Implantable glucose analyzers vary widely, but have at least several features in common. First, at least part of the device penetrates the skin. More commonly, the entire device is imbedded into the body. Second, the apparatus is utilized to acquire either a sample of the body or a signal relating directly or indirectly to the glucose concentration within the body. If the implantable device collects a sample, readings or measurements on the sample may be collected after removal from the body. Alternatively, readings or signals may be transmitted from within the body by the device or utilized for such purposes as insulin delivery while in the body. Third, an algorithm is utilized to convert the signals into readings directly or indirectly related to the glucose concentration. An implantable analyzer may read signals from one or more of a variety of body fluids or tissues including but not limited to: arterial blood, venous blood, capillary blood, interstitial fluid, and selectively sampled interstitial fluid. An implantable analyzer may also collect glucose information from skin tissue, cerebral spinal fluid, organ tissue, or through an artery or vein. For example, an implantable glucose analyzer may be placed transcutaneously, in the peritoneal cavity, in an artery, in muscle, or in an organ such as the liver or brain. The implantable glucose sensor may be one component of an artificial pancreas.

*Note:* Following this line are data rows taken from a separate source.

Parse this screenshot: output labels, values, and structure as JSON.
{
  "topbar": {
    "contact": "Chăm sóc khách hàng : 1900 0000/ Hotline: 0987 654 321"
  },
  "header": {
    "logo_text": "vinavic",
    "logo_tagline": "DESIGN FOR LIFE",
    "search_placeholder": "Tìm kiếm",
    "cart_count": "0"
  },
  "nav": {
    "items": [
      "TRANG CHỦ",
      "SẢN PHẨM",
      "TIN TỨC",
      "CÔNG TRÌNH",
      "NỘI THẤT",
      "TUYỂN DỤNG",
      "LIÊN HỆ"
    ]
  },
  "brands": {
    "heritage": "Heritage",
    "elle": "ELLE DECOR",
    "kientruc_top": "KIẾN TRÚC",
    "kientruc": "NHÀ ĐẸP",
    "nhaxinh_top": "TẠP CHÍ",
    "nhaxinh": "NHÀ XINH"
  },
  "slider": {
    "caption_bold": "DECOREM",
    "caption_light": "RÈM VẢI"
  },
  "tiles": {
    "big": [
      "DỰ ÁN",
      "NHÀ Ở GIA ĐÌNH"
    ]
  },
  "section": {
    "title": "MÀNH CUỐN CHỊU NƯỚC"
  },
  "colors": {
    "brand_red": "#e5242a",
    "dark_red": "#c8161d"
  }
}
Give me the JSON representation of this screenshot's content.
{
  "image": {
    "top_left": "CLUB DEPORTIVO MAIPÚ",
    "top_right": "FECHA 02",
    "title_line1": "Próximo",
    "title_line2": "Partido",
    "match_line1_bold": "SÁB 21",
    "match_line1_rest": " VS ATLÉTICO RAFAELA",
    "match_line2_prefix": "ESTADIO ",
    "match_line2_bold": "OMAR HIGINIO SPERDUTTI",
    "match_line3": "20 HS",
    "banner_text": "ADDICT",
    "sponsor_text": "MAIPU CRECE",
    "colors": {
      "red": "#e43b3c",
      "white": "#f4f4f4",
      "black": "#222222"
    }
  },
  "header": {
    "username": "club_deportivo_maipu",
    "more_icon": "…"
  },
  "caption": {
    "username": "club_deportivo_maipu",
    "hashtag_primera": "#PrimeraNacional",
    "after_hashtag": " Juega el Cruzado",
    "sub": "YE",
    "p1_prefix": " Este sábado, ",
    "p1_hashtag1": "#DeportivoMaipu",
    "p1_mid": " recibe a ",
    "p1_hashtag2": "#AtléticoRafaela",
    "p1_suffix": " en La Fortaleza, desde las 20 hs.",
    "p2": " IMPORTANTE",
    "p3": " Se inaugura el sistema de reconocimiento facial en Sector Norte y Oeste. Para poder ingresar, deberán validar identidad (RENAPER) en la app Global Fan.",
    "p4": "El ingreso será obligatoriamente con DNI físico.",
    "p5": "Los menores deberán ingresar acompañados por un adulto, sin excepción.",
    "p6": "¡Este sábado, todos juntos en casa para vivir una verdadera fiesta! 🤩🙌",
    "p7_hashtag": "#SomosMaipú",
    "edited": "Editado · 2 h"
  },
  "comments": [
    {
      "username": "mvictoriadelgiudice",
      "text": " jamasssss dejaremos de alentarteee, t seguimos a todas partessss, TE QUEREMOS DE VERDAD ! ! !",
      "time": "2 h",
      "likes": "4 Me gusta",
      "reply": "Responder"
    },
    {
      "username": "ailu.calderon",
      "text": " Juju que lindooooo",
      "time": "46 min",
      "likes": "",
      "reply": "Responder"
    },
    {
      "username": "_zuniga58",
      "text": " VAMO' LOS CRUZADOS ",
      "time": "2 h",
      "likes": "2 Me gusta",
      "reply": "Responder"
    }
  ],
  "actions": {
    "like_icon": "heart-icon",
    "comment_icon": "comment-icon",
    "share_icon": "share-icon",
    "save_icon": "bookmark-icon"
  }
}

Examples of implantable glucose monitors follow. One example of a CGMS (continuous glucose monitoring system) is a group of glucose monitors based upon open-flow microperfusion. Z. Trajanowski, G. Brunner, L. Schaupp, M. Ellmerer, P. Wach, T. Pieber, P. Kotanko, F. Skrabai, Open-flow microperfusion of subcutaneous adipose tissue for on-line continuous ex vivo measurement of glucose concentration, Diabetes Care, 20:1114–1120 (1997). Another example utilizes implanted sensors that comprise biosensors and amperometric sensors. Z. Trajanowski, P. Wach, R. Gfrerer, Portable device for continuous fractionated blood sampling and continuous ex vivo blood glucose monitoring, Biosensors and Bioelectronics, 11:479–487 (1996). Another example is the MINIMED CGMS (MEDTRONIC, INC., Minneapolis Minn.).